State's Exhibit 11, admitted into evidence at trial without objection, was Officer Nacino's sworn statement of probable cause for Hewitt's arrest. Officer Nacino stated:
[Hewitt] stated she was the operator of [the truck]. [Hewitt] had slow speech, when asked question[s] [Hewitt] would go off topic and ramble on about things unrelated
to [the] question. [Hewitt] appeared to be disoriented and was unaware of injuries sustained from traffic casualty. This lead [sic] me to believe [Hewitt] was under the influence of drugs and or alcohol.

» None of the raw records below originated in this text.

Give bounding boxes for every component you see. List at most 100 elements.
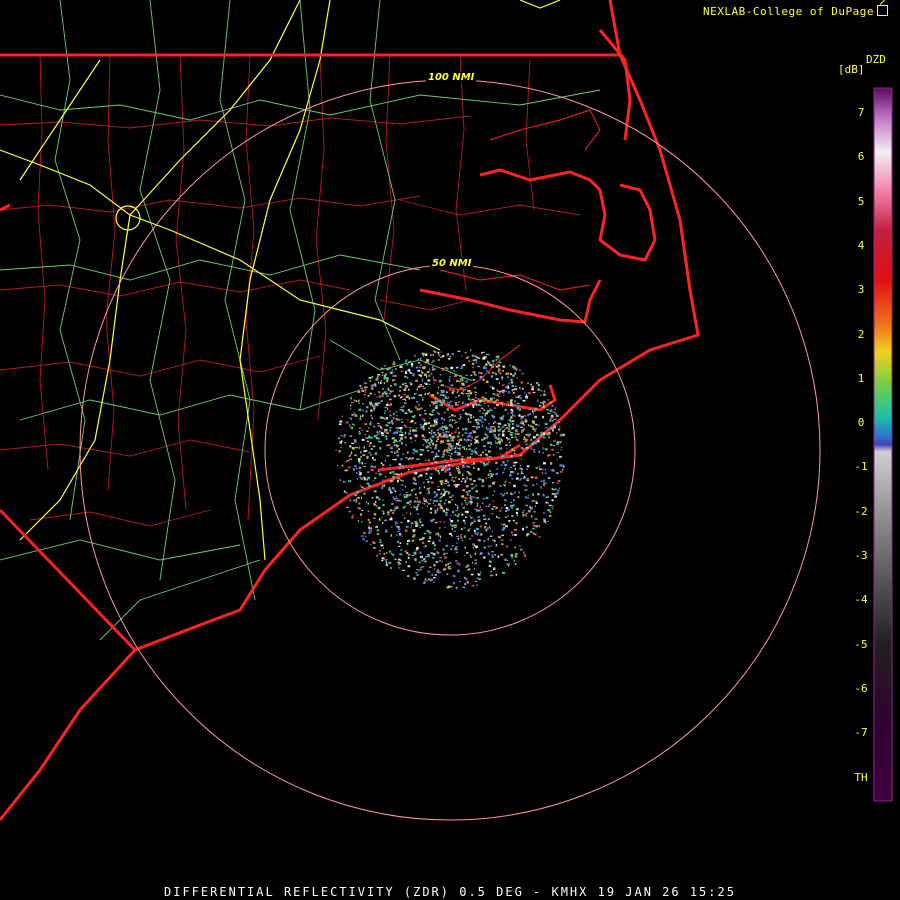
radar-echo <box>478 423 480 425</box>
radar-echo <box>392 412 395 415</box>
radar-echo <box>457 439 459 441</box>
radar-echo <box>443 412 446 414</box>
radar-echo <box>511 420 515 422</box>
radar-echo <box>424 382 426 385</box>
radar-echo <box>462 428 464 431</box>
radar-echo <box>525 440 527 442</box>
radar-echo <box>552 454 555 456</box>
radar-echo <box>416 427 418 429</box>
radar-echo <box>406 551 409 555</box>
radar-echo <box>358 502 361 505</box>
radar-echo <box>380 432 384 435</box>
radar-echo <box>442 429 445 431</box>
radar-echo <box>396 473 398 475</box>
radar-echo <box>458 563 461 566</box>
radar-echo <box>468 466 471 468</box>
radar-echo <box>392 470 395 473</box>
radar-echo <box>349 417 352 419</box>
radar-echo <box>559 464 563 467</box>
radar-echo <box>514 546 516 549</box>
radar-echo <box>431 432 433 435</box>
sound-shoreline <box>439 109 601 391</box>
radar-echo <box>373 542 376 544</box>
radar-echo <box>389 429 392 432</box>
radar-echo <box>425 459 427 462</box>
radar-echo <box>384 519 387 522</box>
radar-echo <box>440 496 443 498</box>
radar-echo <box>426 375 428 379</box>
radar-echo <box>426 488 430 490</box>
radar-echo <box>432 402 435 404</box>
radar-echo <box>466 552 469 554</box>
radar-echo <box>476 577 479 580</box>
radar-echo <box>495 461 498 464</box>
radar-echo <box>399 553 403 556</box>
radar-echo <box>422 428 425 431</box>
radar-echo <box>462 409 465 411</box>
radar-echo <box>363 487 366 489</box>
radar-echo <box>404 517 406 519</box>
radar-echo <box>527 510 531 513</box>
radar-echo <box>467 502 470 504</box>
radar-echo <box>479 416 483 418</box>
radar-echo <box>434 406 438 409</box>
radar-echo <box>405 370 408 372</box>
radar-echo <box>432 500 436 502</box>
radar-echo <box>513 450 516 452</box>
radar-echo <box>414 406 417 409</box>
nexlab-credit[interactable]: NEXLAB-College of DuPage <box>703 5 888 18</box>
radar-echo <box>521 448 525 450</box>
radar-echo <box>456 535 460 537</box>
radar-echo <box>505 427 508 429</box>
radar-echo <box>538 465 540 468</box>
radar-echo <box>452 575 456 577</box>
radar-echo <box>357 496 360 499</box>
radar-echo <box>540 486 542 489</box>
radar-echo <box>387 387 389 391</box>
radar-echo <box>395 499 399 502</box>
radar-echo <box>544 468 546 471</box>
radar-echo <box>378 391 381 394</box>
radar-echo <box>378 396 381 398</box>
radar-echo <box>454 524 457 527</box>
radar-echo <box>407 519 410 523</box>
interstate-lines <box>0 0 561 561</box>
radar-echo <box>400 437 403 440</box>
credit-text[interactable]: NEXLAB-College of DuPage <box>703 5 874 18</box>
radar-echo <box>447 401 449 404</box>
radar-echo <box>340 446 342 449</box>
radar-echo <box>397 473 400 476</box>
radar-echo <box>431 361 433 363</box>
radar-echo <box>455 485 458 488</box>
radar-echo <box>468 395 470 397</box>
radar-echo <box>361 438 365 441</box>
radar-echo <box>397 530 401 533</box>
radar-echo <box>541 432 543 435</box>
radar-echo <box>477 403 481 406</box>
radar-echo <box>495 544 498 547</box>
radar-echo <box>385 531 388 533</box>
radar-echo <box>445 511 448 514</box>
radar-echo <box>540 480 543 483</box>
radar-echo <box>438 572 441 574</box>
radar-echo <box>429 413 432 416</box>
radar-echo <box>463 535 466 538</box>
radar-echo <box>382 522 384 524</box>
radar-echo <box>409 437 412 440</box>
radar-echo <box>451 405 454 407</box>
radar-echo <box>507 412 509 415</box>
radar-echo <box>389 479 393 481</box>
radar-echo <box>511 514 514 518</box>
radar-echo <box>407 451 409 454</box>
radar-echo <box>411 466 414 469</box>
radar-echo <box>426 444 428 447</box>
radar-echo <box>397 540 399 543</box>
radar-echo <box>451 534 453 537</box>
radar-echo <box>390 516 392 519</box>
radar-map[interactable] <box>0 0 900 900</box>
radar-echo <box>338 423 342 425</box>
radar-echo <box>503 394 505 396</box>
radar-echo <box>540 401 543 404</box>
radar-echo <box>515 424 519 427</box>
external-link-icon[interactable] <box>877 5 888 16</box>
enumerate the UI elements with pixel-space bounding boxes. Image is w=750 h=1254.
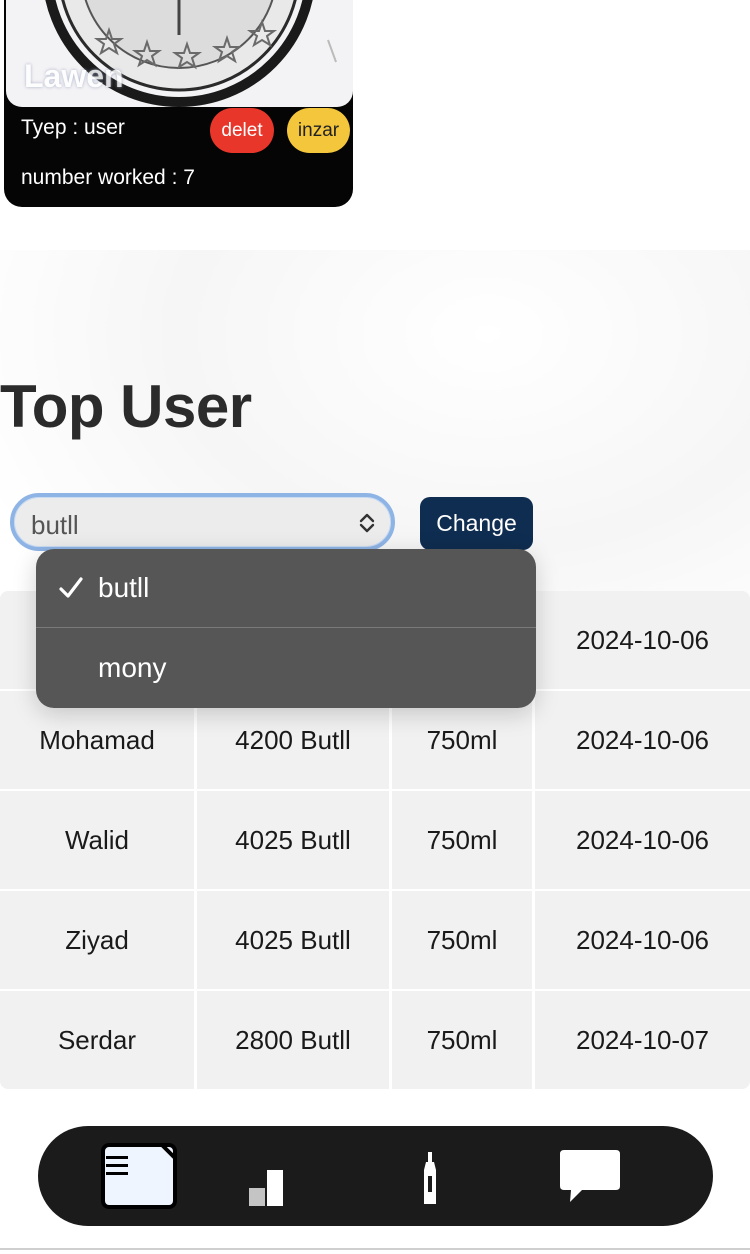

Officer Nacino did not testify that he detected an odor similar to that of an alcoholic beverage on Hewitt's breath or body. There was no evidence that empty or open containers of liquor, or a bar or restaurant tab or other receipt evidencing the recent consumption of alcohol, were found in the cab of Cyrus Hewitt's truck, or with Cyrina Hewitt's identification card. Hewitt's apparent disorientation could have been explained by a concussion (as evidenced by Hewitt's significant head trauma ). Although she knew who she was, she did not know where she was. There was no evidence that Officer Nacino attempted to determine if Hewitt was oriented to time (as one would to attempt to diagnose or rule out a concussion). Hewitt's disorientation could also have been the result of prescription medication administered to her in the hospital emergency room. Under the totality of these circumstances, it would not have been unreasonable for a judge to require more information before issuing a warrant for a blood draw. There was no evidence that Officer Nacino, Officer Sugata, Sergeant Rose, or any other police officer attempted to contact a judge to obtain a warrant before requesting the blood draw. We hold that the State failed to adequately develop the record to demonstrate the existence of exigent circumstances that would have justified Officer Nacino requesting a warrantless blood draw. The district court erred in denying Hewitt's motion to suppress the blood test results.
CONCLUSION
Based upon the foregoing, the "Judgment and Notice of Entry of Judgment" entered by the district court on May 20, 2016, is vacated. This case is remanded for a new trial consistent with this opinion.